Allie Burkett, another member of the church’s Reconciling group, agreed.
“I think our goal is just to celebrate and experience life together,” she said.
The Reconciling Ministries Network continues to grow, adding at least three churches into its fold in the last few weeks, including Crown Heights.
According to the organization’s website, more than 40,000 Reconciling United Methodists and more than 1,000 Reconciling churches and communities are part of the coalition.
“We’re very excited that Crown Heights United Methodist is joining the movement. We are very excited to see all the ways that they care for and witness to their community,” said Ophelia Hu Kinney, the network’s communications specialist.
Kinney said more than 60 churches have joined the movement since the special General Conference in February.
She said being part of the network is a way to proclaim several things.
“First and foremost, it means they stand in opposition of what passed at General Conference,” Kinney said. Also, “they recognize their community or church as one that has open doors for all people.”
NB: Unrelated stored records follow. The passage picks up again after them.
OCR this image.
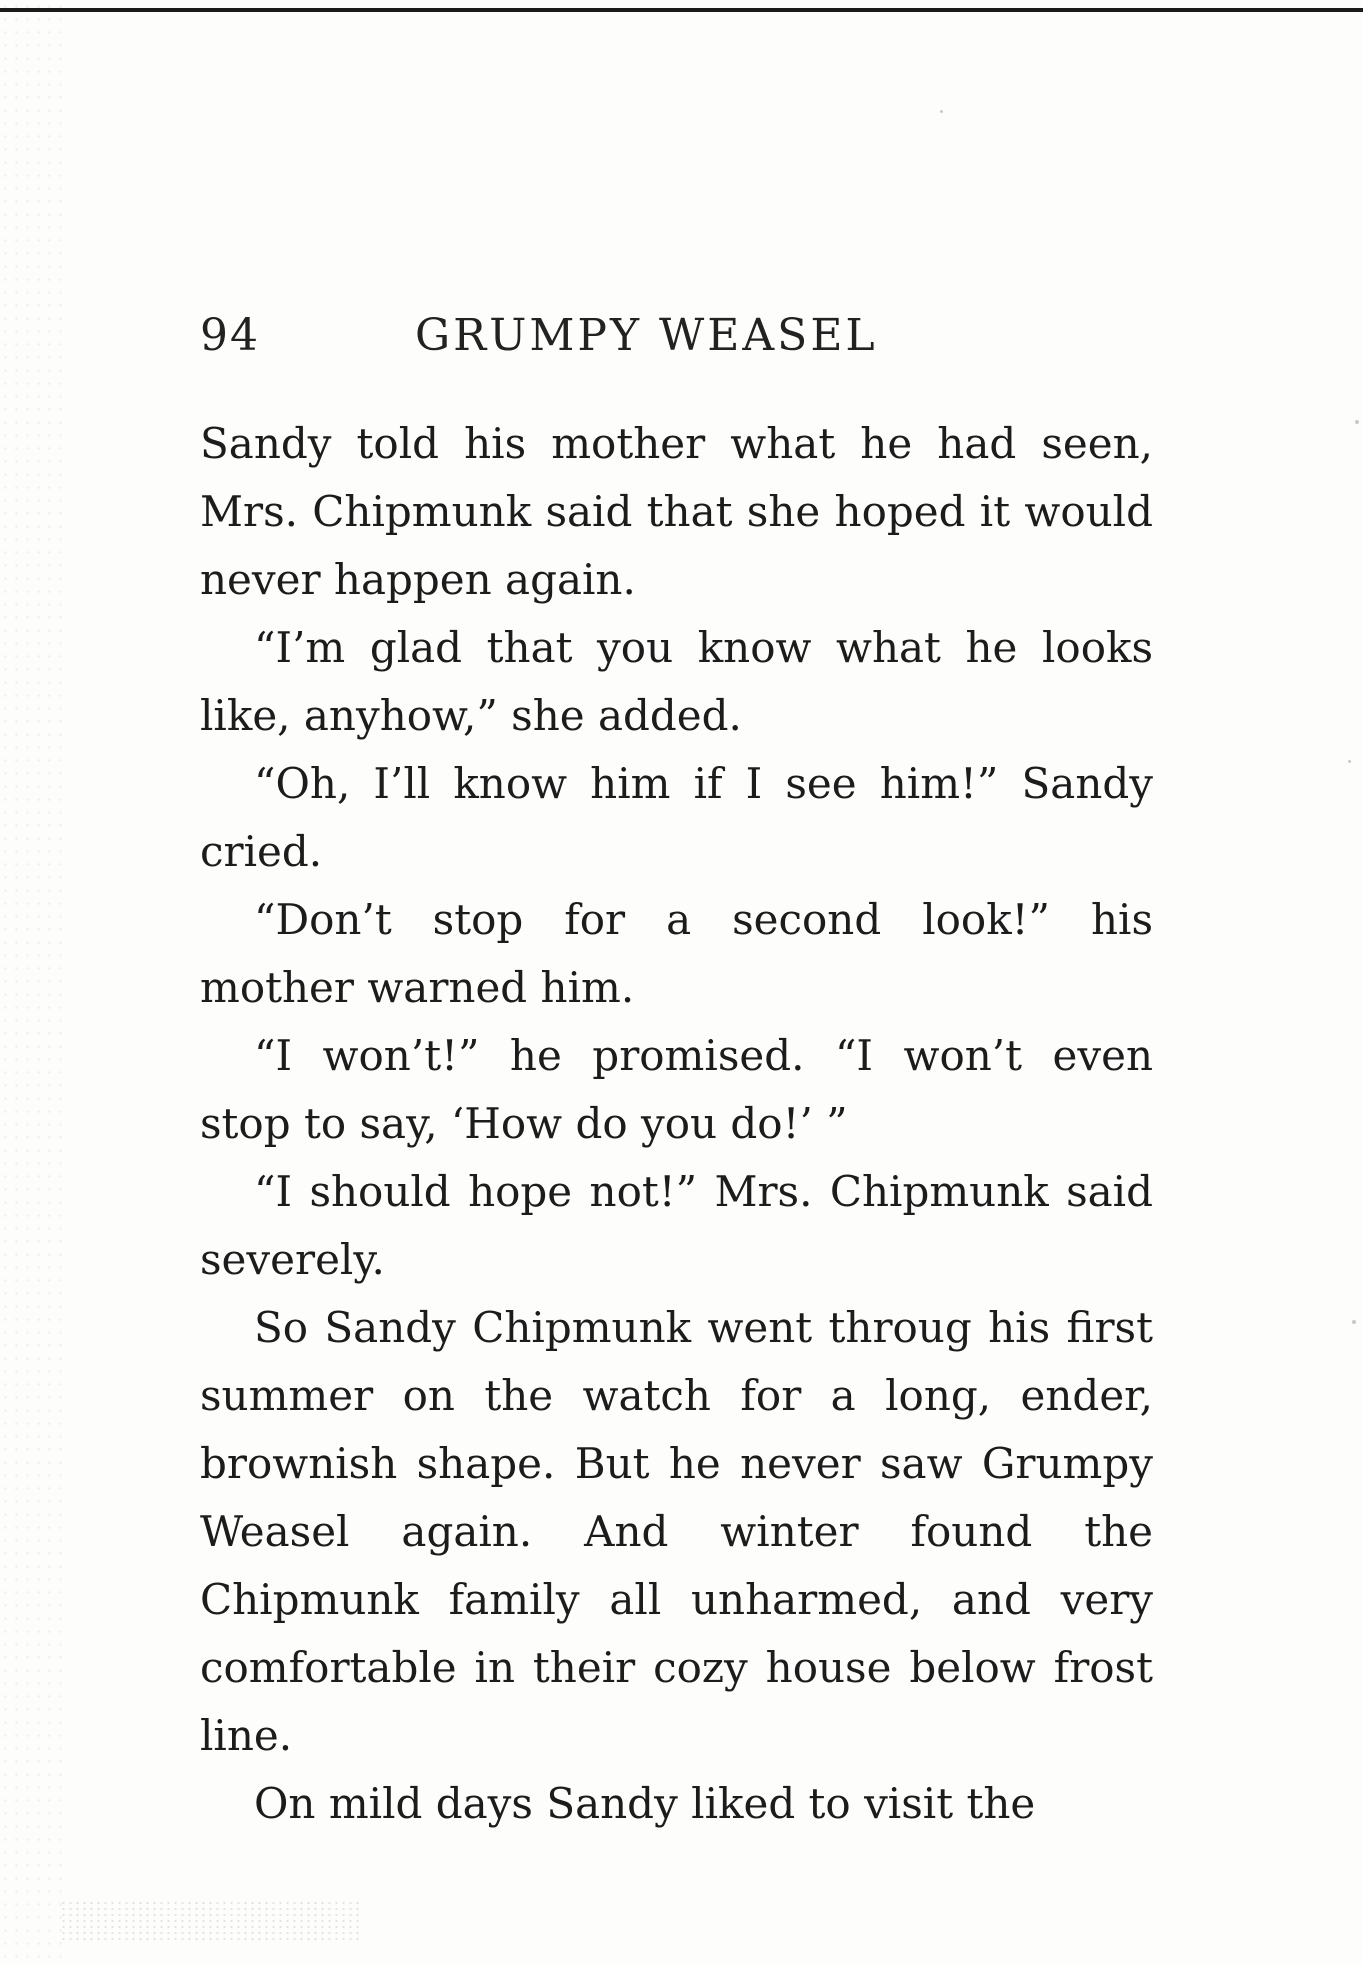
94	GRUMPY WEASEL

Sandy told his mother what he had seen, Mrs. Chipmunk said that she hoped it would never happen again.

“I’m glad that you know what he looks like, anyhow,” she added.

“Oh, I’ll know him if I see him!” Sandy cried.

“Don’t stop for a second look!” his mother warned him.

“I won’t!” he promised. “I won’t even stop to say, ‘How do you do!’ ”

“I should hope not!” Mrs. Chipmunk said severely.

So Sandy Chipmunk went throug his first summer on the watch for a long, ender, brownish shape. But he never saw Grumpy Weasel again. And winter found the Chipmunk family all unharmed, and very comfortable in their cozy house below frost line.

On mild days Sandy liked to visit the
In Oklahoma, besides the metro area, there are Reconciling churches and groups in Tulsa, Tahlequah, Lawton, Broken Arrow and Calera.
Crown Heights joins several Reconciling churches and groups in the metro area, including: Mosaic United Methodist; groups within both Grace United Methodist Church and Quail Springs United Methodist; Mainstream United Methodist of Oklahoma, based in Bethany; and a group within St. Stephen’s United Methodist in Norman.